Bastian menyambut penjelasan Count dengan senyum hangat dan ramah. Meskipun tidak ada tanda-tanda niat buruk yang jelas, ia tidak bisa sepenuhnya memahami alasan Count.
Count memiliki kebaikan berlimpah yang mampu memenangkan hati bahkan jiwa yang paling skeptis. Namun, di balik sikapnya yang rendah hati, sifat aslinya adalah arogansi, bagaikan serigala berbulu domba. Yang membuatnya semakin membingungkan adalah Count tampaknya tidak menyadari hal ini, seolah-olah ia berada di bawah pengaruh sihir yang mencegahnya mengenali kekurangannya sendiri.

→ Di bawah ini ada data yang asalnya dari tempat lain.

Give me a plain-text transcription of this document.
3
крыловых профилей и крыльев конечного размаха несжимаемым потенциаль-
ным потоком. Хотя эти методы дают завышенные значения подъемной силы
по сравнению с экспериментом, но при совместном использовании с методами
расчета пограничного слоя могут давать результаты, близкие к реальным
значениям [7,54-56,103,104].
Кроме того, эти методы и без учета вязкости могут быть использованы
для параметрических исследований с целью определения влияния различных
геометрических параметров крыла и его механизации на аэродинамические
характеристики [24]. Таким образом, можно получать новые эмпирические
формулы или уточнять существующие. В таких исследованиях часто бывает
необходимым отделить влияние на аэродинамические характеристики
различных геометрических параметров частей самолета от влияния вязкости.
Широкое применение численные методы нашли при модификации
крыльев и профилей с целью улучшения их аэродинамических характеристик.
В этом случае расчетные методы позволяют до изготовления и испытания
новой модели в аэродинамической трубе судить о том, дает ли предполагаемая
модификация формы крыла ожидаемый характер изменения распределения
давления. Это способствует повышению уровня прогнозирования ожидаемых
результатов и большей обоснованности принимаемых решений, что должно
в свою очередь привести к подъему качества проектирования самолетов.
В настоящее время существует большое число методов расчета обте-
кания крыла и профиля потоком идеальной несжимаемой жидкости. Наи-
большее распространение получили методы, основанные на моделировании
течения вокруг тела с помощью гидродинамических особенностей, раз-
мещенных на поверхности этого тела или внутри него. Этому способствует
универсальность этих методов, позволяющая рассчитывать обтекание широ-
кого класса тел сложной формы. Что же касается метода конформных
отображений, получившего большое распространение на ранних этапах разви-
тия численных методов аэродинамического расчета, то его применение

"Kalau begitu, mengapa Anda tidak bergabung dengan kami untuk makan malam?" Bastian mengundangnya dengan ramah. Meskipun ia merasa hubungan mereka tidak terlalu penting, ia memahami pentingnya menjaga kesopanan dan mematuhi norma-norma sosial.

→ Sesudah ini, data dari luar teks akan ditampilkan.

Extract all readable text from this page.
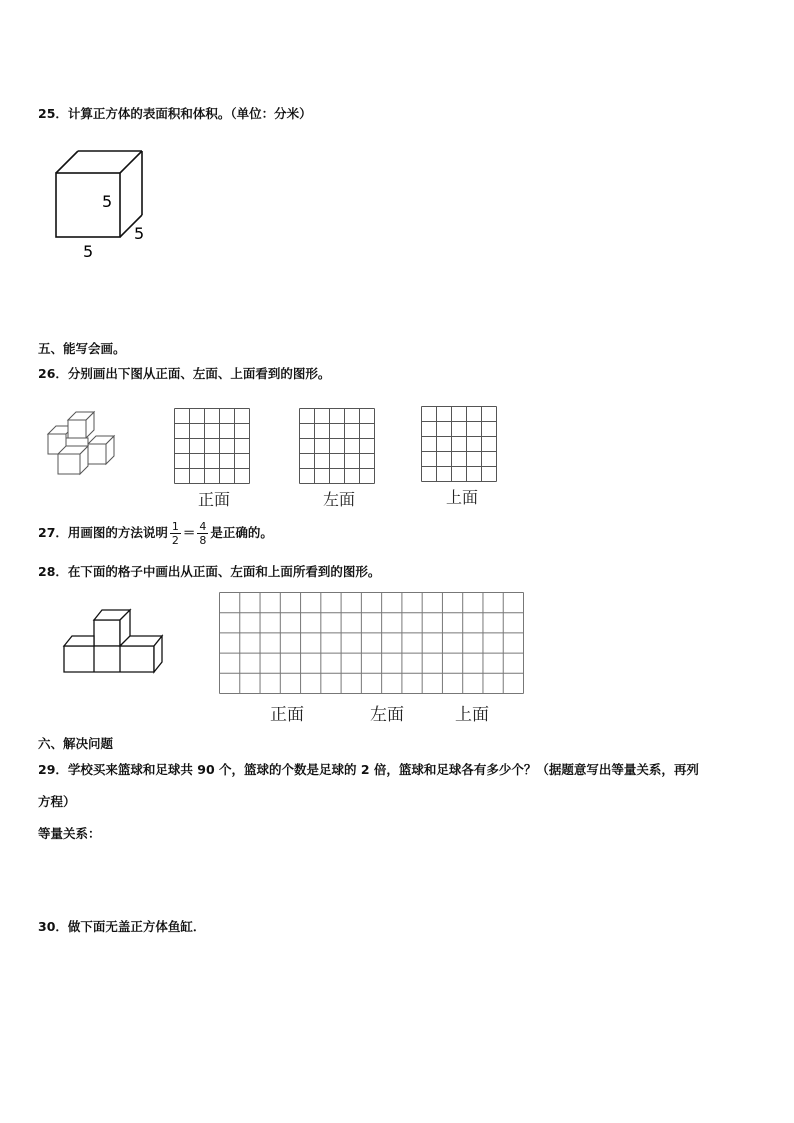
25．计算正方体的表面积和体积。（单位：分米）
5
5
5
五、能写会画。
26．分别画出下图从正面、左面、上面看到的图形。
正面	左面	上面
27．用画图的方法说明 $\frac{1}{2} = \frac{4}{8}$ 是正确的。
28．在下面的格子中画出从正面、左面和上面所看到的图形。
正面	左面	上面
六、解决问题
29．学校买来篮球和足球共 90 个，篮球的个数是足球的 2 倍，篮球和足球各有多少个？（据题意写出等量关系，再列
方程）
等量关系：
30．做下面无盖正方体鱼缸．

Maxime terkekeh seperti pemuda riang dan menggelengkan kepalanya, "Tidak, terima kasih atas tawarannya, tapi saya harus segera pergi agar tidak ketinggalan kereta. Saya hanya mampir untuk menyapa sebelum berangkat."
"Baiklah, mari minum teh dulu. Saya tidak merasa nyaman jika Anda pergi begitu saja." Bastian bersikeras.
"Saya sudah menikmati minum teh bersama Nyonya Klauswitz sebelumnya. Tolong jangan khawatir, ia memperlakukan tamu tak terduga dan tak diundang dengan keramahan luar biasa. Alma dan saya benar-benar berterima kasih atas kebaikan Anda."
Sebagai respons, Odette tersenyum hangat dan mengungkapkan kegembiraannya bisa menunjukkan keramahan kepada Maxime dan Alma.
"Saya ingin sekali lagi meminta maaf atas kesalahan Alma hari itu. Saya akan memastikan untuk mendidik anak saya dengan benar agar insiden seperti itu tidak terjadi di masa depan."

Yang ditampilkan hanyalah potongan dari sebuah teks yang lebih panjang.